Third significant disproportionality identifiable in the results is for EENet site. Data can be transferred with a very high throughput to EENet Iperf server, but data cannot be transferred fast from EENet Worker Nodes. This is caused by EENet not having 1Gbps network connections to all site grid resources. All Worker Nodes at EENet are connected using only 100Mbps Ethernet connection, whereas Iperf server was connected to one of available 1Gbps links. Thus the network throughput bottleneck for EENet is identified as lack of network capacity in LAN.
There are several sites that also do not reach TCP throughput target, but have much simpler reasons for these limitations. As can be seen from the Table 1, BASNET site in Belarus is not able to reach even 10Mbps TCP throughput to any of the deployed Iperf servers. This shows fully saturated network link from Belarus NREN to GÉANT. This conclusion is also supported by examining GÉANT connection infrastructure and monitoring data at IMCS UL operated Gridimon monitoring site. IFJ-PAN-BG site has limitation on router performance that peaks at around 270-300Mbps. The router is a desktop class PC running OpenBSD operating system.

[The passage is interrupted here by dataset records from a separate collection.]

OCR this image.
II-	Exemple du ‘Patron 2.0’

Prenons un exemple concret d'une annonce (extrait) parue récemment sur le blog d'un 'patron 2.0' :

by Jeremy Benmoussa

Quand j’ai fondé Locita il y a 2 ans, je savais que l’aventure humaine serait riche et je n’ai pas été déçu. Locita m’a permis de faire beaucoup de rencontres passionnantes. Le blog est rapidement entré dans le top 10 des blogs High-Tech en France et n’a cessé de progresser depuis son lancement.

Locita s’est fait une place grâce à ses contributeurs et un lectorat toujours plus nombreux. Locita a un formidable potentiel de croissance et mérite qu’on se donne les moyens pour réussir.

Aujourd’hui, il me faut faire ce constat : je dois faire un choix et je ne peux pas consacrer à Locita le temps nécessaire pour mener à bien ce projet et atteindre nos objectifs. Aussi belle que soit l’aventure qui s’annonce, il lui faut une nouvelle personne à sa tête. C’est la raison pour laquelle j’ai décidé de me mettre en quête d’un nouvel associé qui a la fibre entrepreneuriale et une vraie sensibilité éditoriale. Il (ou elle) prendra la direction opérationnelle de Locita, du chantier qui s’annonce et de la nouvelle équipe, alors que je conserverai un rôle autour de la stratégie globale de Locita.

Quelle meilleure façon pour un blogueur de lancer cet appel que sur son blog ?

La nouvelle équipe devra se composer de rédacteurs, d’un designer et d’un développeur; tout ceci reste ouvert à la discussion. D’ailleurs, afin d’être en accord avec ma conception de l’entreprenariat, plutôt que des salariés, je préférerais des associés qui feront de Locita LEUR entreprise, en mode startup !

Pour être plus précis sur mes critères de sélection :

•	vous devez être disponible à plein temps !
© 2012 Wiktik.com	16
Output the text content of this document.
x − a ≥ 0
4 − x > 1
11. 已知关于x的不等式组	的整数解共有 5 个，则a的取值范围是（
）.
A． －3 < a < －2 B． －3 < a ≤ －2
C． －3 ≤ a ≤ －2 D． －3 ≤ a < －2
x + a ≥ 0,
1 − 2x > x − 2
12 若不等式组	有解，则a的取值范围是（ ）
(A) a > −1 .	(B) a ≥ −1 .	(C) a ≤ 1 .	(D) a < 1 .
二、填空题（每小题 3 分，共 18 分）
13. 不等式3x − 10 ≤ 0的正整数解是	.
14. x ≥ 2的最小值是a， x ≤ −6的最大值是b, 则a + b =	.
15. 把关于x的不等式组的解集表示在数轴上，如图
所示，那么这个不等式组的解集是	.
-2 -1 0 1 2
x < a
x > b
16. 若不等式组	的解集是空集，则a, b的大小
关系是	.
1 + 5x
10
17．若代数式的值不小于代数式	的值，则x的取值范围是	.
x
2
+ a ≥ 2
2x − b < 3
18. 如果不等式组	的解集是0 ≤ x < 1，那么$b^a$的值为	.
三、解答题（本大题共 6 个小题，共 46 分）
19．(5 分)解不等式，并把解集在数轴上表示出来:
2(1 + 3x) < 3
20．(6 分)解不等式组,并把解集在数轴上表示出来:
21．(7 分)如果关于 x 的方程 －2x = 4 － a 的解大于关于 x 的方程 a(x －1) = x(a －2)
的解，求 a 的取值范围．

Tests show that it is possible to send and receive data at high throughput within IFJ_PAN-BG LAN, but all external data transfer is not able to reach or exceed target throughput.

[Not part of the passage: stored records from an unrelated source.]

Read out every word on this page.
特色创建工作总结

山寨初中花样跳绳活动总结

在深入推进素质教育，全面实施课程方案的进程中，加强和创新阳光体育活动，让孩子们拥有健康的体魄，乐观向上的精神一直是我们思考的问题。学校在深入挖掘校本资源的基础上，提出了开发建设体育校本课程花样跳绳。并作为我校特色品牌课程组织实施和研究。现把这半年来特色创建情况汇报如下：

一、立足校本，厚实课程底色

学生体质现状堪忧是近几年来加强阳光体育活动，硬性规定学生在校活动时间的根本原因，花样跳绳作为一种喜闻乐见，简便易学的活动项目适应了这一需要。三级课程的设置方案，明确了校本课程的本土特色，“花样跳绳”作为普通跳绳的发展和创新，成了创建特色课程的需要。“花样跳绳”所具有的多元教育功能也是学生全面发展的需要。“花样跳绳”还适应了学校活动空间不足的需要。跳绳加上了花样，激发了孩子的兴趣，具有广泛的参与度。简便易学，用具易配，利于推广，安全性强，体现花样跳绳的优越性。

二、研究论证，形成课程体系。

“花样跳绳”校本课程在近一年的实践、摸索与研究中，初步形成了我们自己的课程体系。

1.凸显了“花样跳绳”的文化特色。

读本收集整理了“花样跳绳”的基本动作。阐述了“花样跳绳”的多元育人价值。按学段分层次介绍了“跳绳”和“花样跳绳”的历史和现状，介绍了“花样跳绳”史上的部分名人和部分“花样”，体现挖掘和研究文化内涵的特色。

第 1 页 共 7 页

KTU-ELEN-LCG2, completely opposite to EENet, has 1Gbps local LAN infrastructure, but is limited by 100Mbps external connection to GÉANT. Therefore all TCP throughput tests, except LAN tests, to or from KTU-ELEN-LCG2 fail to reach 100Mbps threshold.
VGTU-TEST-gLite has identical situation to KTU-ELEN-LCG2.

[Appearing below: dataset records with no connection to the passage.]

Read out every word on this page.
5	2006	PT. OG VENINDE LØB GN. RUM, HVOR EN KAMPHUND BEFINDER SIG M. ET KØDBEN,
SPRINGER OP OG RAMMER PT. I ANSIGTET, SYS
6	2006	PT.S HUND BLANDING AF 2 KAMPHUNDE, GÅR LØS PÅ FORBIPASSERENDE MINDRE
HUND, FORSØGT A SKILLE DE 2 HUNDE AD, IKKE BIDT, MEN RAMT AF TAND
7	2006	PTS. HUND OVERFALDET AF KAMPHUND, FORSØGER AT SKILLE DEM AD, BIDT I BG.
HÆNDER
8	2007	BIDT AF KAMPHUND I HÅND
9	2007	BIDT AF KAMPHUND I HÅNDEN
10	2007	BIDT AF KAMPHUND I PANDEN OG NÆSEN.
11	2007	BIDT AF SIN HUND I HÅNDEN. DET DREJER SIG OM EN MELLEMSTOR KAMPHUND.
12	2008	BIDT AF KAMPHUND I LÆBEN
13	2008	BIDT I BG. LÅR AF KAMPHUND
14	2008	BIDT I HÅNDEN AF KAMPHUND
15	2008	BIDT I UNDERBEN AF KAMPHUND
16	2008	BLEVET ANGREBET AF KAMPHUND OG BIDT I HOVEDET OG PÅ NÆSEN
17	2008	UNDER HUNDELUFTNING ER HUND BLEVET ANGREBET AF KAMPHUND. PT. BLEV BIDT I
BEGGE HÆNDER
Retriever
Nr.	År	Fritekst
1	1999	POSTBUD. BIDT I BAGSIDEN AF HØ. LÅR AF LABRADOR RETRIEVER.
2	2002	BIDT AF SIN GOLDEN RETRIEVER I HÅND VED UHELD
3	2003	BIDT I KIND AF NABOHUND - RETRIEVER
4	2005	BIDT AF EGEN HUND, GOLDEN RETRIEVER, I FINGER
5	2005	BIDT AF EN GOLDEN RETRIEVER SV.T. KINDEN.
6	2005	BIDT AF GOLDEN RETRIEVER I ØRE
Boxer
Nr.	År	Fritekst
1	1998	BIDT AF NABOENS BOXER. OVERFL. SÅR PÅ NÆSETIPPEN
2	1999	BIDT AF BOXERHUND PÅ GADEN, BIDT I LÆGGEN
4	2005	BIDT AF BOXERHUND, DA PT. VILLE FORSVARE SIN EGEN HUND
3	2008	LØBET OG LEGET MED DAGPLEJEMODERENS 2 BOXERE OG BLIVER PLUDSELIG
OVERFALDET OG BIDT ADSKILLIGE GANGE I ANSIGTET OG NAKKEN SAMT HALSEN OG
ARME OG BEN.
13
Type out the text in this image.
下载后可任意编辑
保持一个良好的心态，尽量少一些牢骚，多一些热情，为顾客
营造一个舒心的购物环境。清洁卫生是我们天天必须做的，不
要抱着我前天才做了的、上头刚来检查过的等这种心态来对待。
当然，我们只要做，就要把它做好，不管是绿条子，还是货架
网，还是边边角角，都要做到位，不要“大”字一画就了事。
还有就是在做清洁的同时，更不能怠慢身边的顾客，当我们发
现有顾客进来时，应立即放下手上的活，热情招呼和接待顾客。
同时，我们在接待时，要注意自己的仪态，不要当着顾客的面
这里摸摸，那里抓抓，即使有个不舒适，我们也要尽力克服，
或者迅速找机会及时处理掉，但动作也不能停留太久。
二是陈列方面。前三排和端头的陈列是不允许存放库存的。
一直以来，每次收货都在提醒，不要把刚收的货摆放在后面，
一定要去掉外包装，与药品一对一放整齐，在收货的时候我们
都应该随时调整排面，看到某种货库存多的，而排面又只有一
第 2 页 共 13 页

As it can be seen from the results, all sites that have 1Gbps transparent network infrastructure, correctly configured routing and TCP parameter optimizations on hosts achieve significant TCP throughput performance. And, most importantly, all performance bottlenecks have been identified and explained. Common reasons for remaining network performance bottlenecks are lack of network capacity in LAN or connection to GÉANT (usage of 100Mbps instead of 1Gbps Ethernet), oversaturated link to GÉANT (Belarus), misconfigured (RTUETF) or performance-limited (IFJ-PAN-BG) network routing equipment.
PUBLIC Page 36 of 36
The SA2 activity has met all objectives according to the Description of Work. National Network Coordination Centres were established in each country to form the basis for successful coordination of activities even after the end of the project. Network infrastructure and proposed solutions for improvement of TCP performance are helping to maintain high quality network capacity for grid users in Estonia, Latvia, Lithuania, and Belarus.
The described TCP performance “bottleneck” removal solution has been successfully tested not only in the lab, but also deployed in BalticGrid. The designed solution exceeds the initial expectations in two aspects:
• It is much simpler to deploy than initially envisioned HighSpeed TCP or Scalable TCP, but achieves the same close to Gigabit single-session TCP performance.
• It does not degrade TCP performance for other network users and thus can be safely deployed in general purpose multi-user networks such as GÉANT (no need for LBE or other QoS services).
Since the proposed solution has no (observed) negative side effects, it is recommended for general deployment also outside BalticGrid.
BG-IRT team has monitored the security of the BalticGrid-II infrastructure. In case of international security incidents affecting the EGEE infrastructure, BG-IRT administrators are following the case and applying necessary patches or remedies.